Introduction: Acute periradicular abscess is a condition characterized by the formation and propagation of pus in the periapical tissues and generally associated with debilitating pain.
Objective: The aim of this study was to compare the overall analgesic effectiveness of two combinations of opioid and non-opioid analgesics for acute periradicular abscess.
Material and methods: This study included 26 patients who sought emergency care in a Brazilian dental school. The patients were randomly divided into two groups: Co/Ac - oral prescription of codeine (30 mg) plus acetaminophen (500 mg), every 4 h, for 3 days or Tr/Ac - oral prescription of tramadol hydrochloride (37.5 mg) plus acetaminophen (500 mg) on the same schedule. Two factors were evaluated: (1) pain scores recorded by the patients in a pain diary 6, 12, 24, 48, and 72 h after treatment, using the Visual Analogue Scale; and (2) the occurrence of adverse effects.

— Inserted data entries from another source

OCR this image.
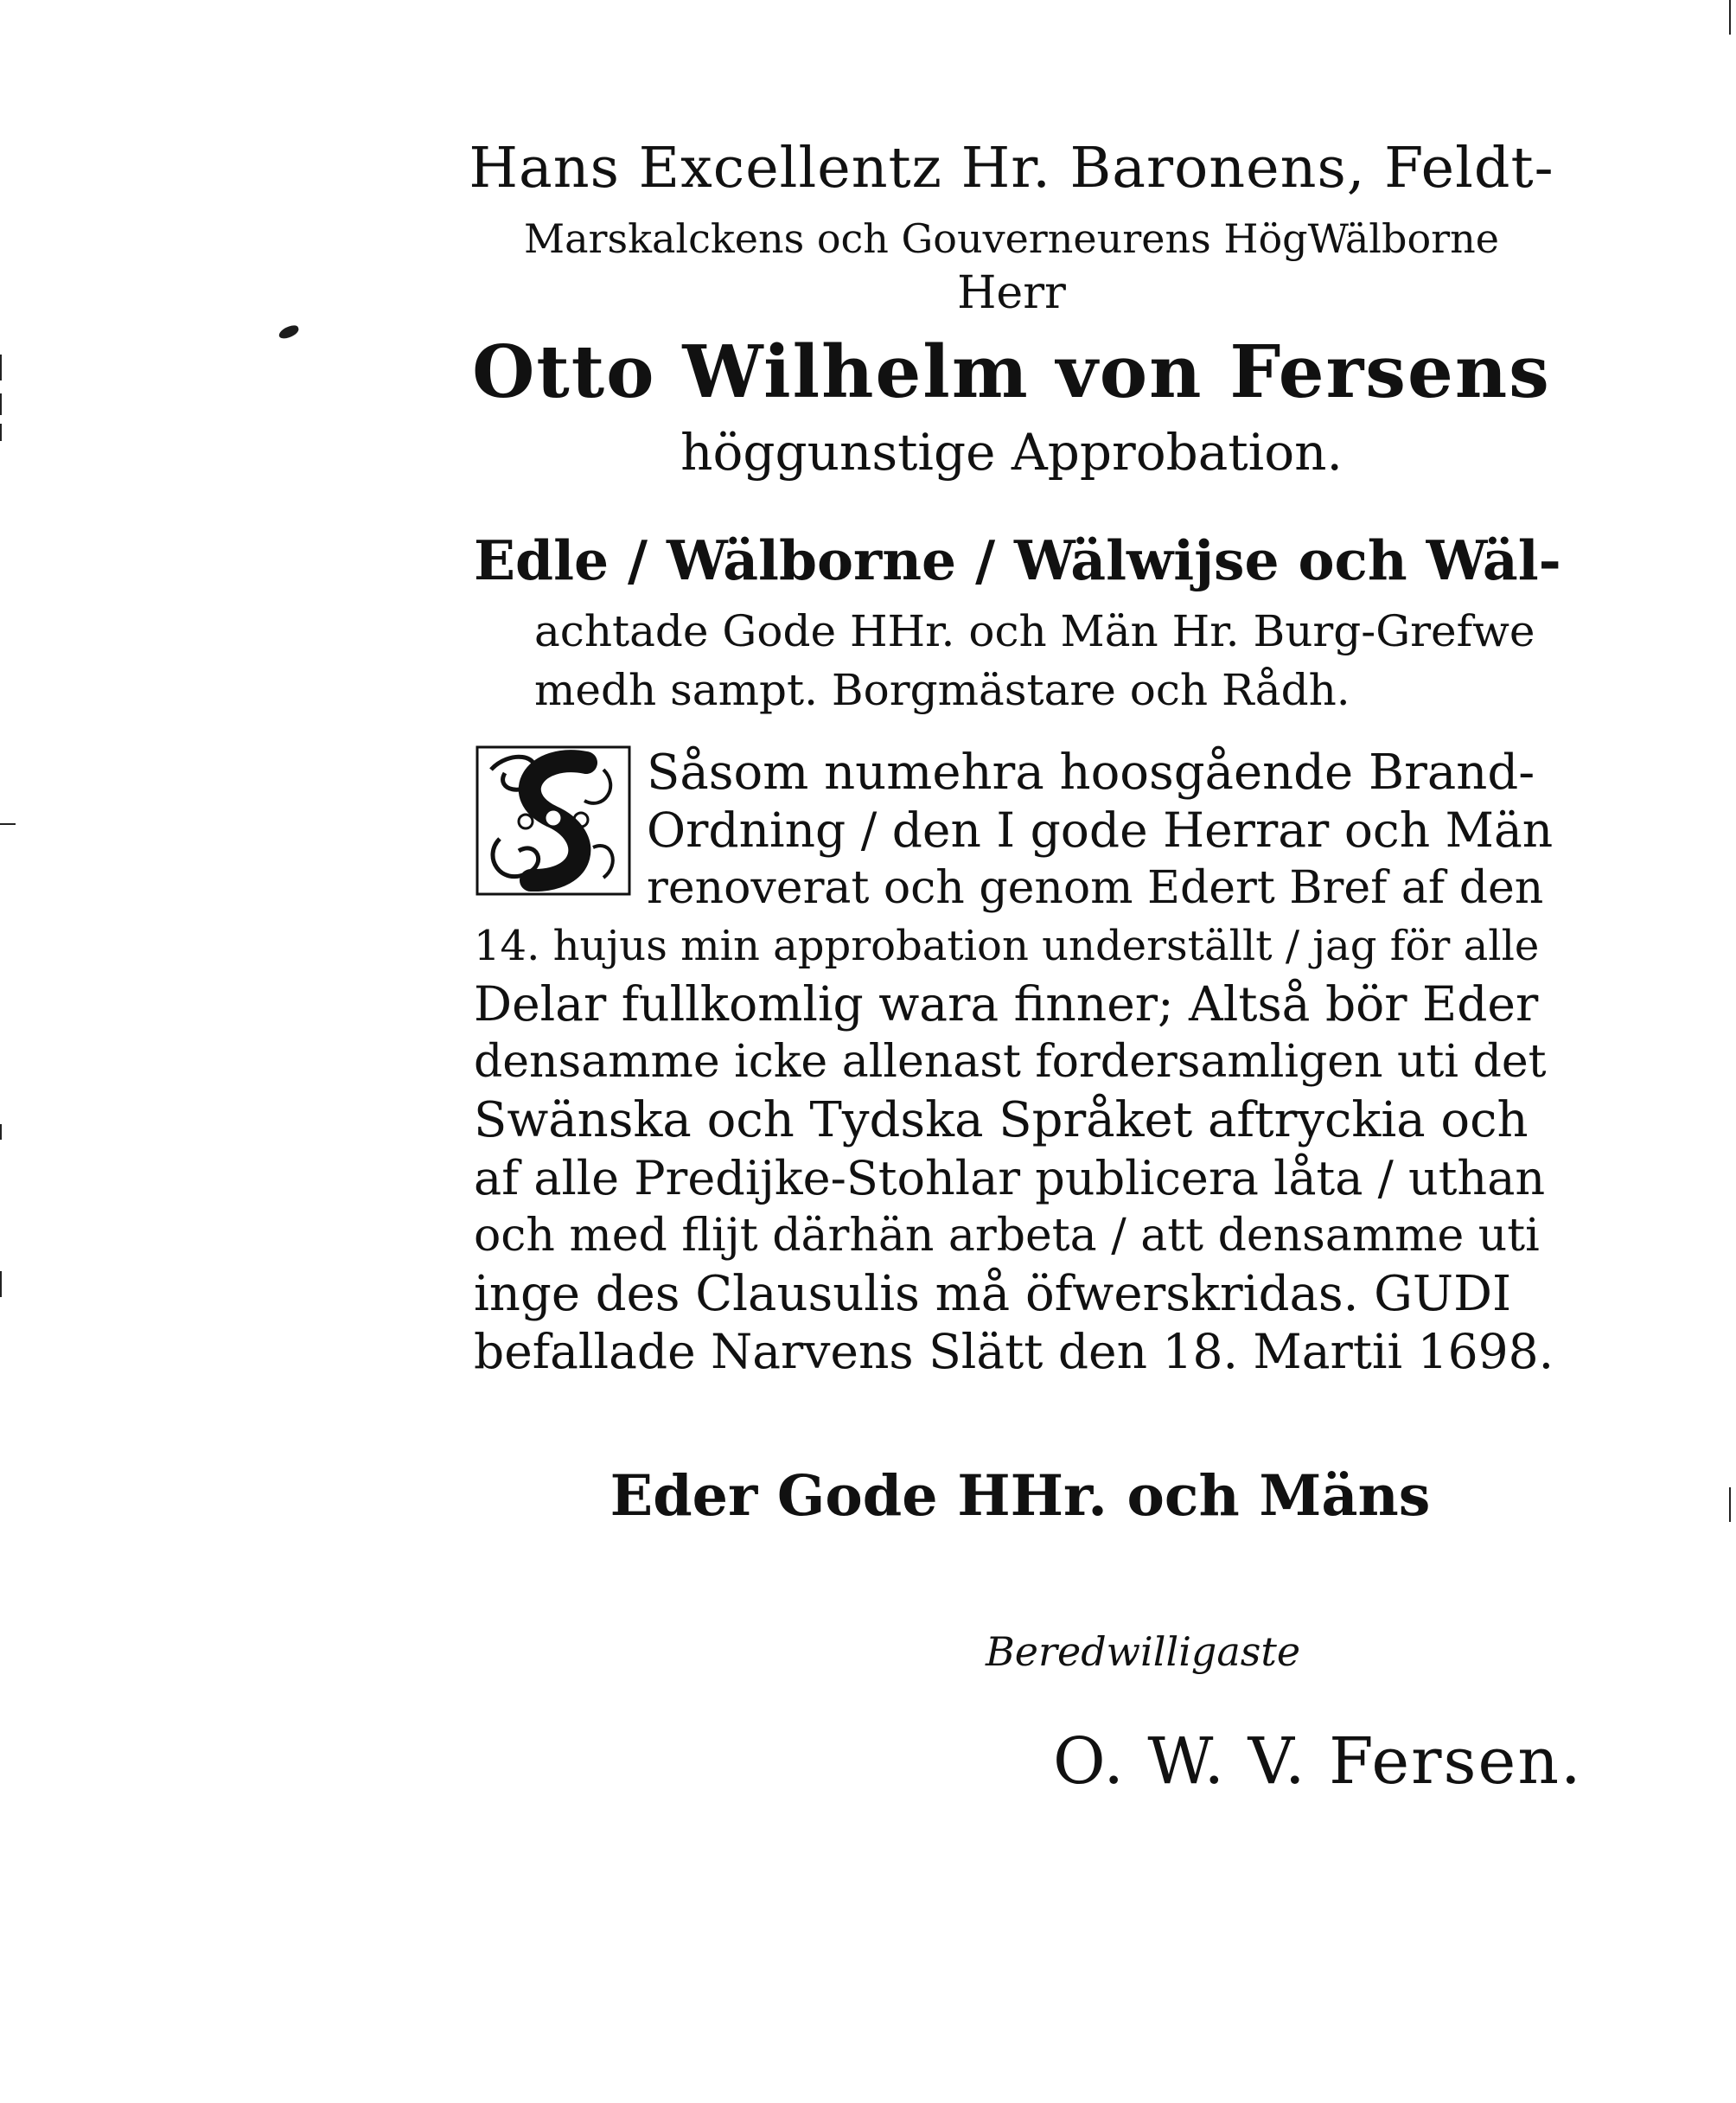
Hans Excellentz Hr. Baronens, Feldt-
Marskalckens och Gouverneurens HögWälborne
Herr
Otto Wilhelm von Fersens
höggunstige Approbation.
Edle / Wälborne / Wälwijse och Wäl-
achtade Gode HHr. och Män Hr. Burg-Grefwe
medh sampt. Borgmästare och Rådh.
Såsom numehra hoosgående Brand-
Ordning / den I gode Herrar och Män
renoverat och genom Edert Bref af den
14. hujus min approbation underställt / jag för alle
Delar fullkomlig wara finner; Altså bör Eder
densamme icke allenast fordersamligen uti det
Swänska och Tydska Språket aftryckia och
af alle Predijke-Stohlar publicera låta / uthan
och med flijt därhän arbeta / att densamme uti
inge des Clausulis må öfwerskridas. GUDI
befallade Narvens Slätt den 18. Martii 1698.
Eder Gode HHr. och Mäns
Beredwilligaste
O. W. V. Fersen.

Results: In both groups, there was a reduction in pain scores over time. For the Co/Ac group, there was a significant reduction in the scores 12, 24, 48, and 72 hours after treatment (P<0.05). In the Tr/Ac group, the scores significantly decreased over time from time point 6 h (P<0.05). Comparing the pain at each time point, the groups were not significantly different (P>0.05), i.e., both treatments were effective in controlling pain caused by APA; however, the combination of Tr/Ac caused more adverse reactions as two patients had to stop using the medication.
Conclusion: This study suggests that, considering both analgesic efficacy and safety, the combination of codeine and acetaminophen is more effective to control moderate to severe pain from acute periradicular abscesses.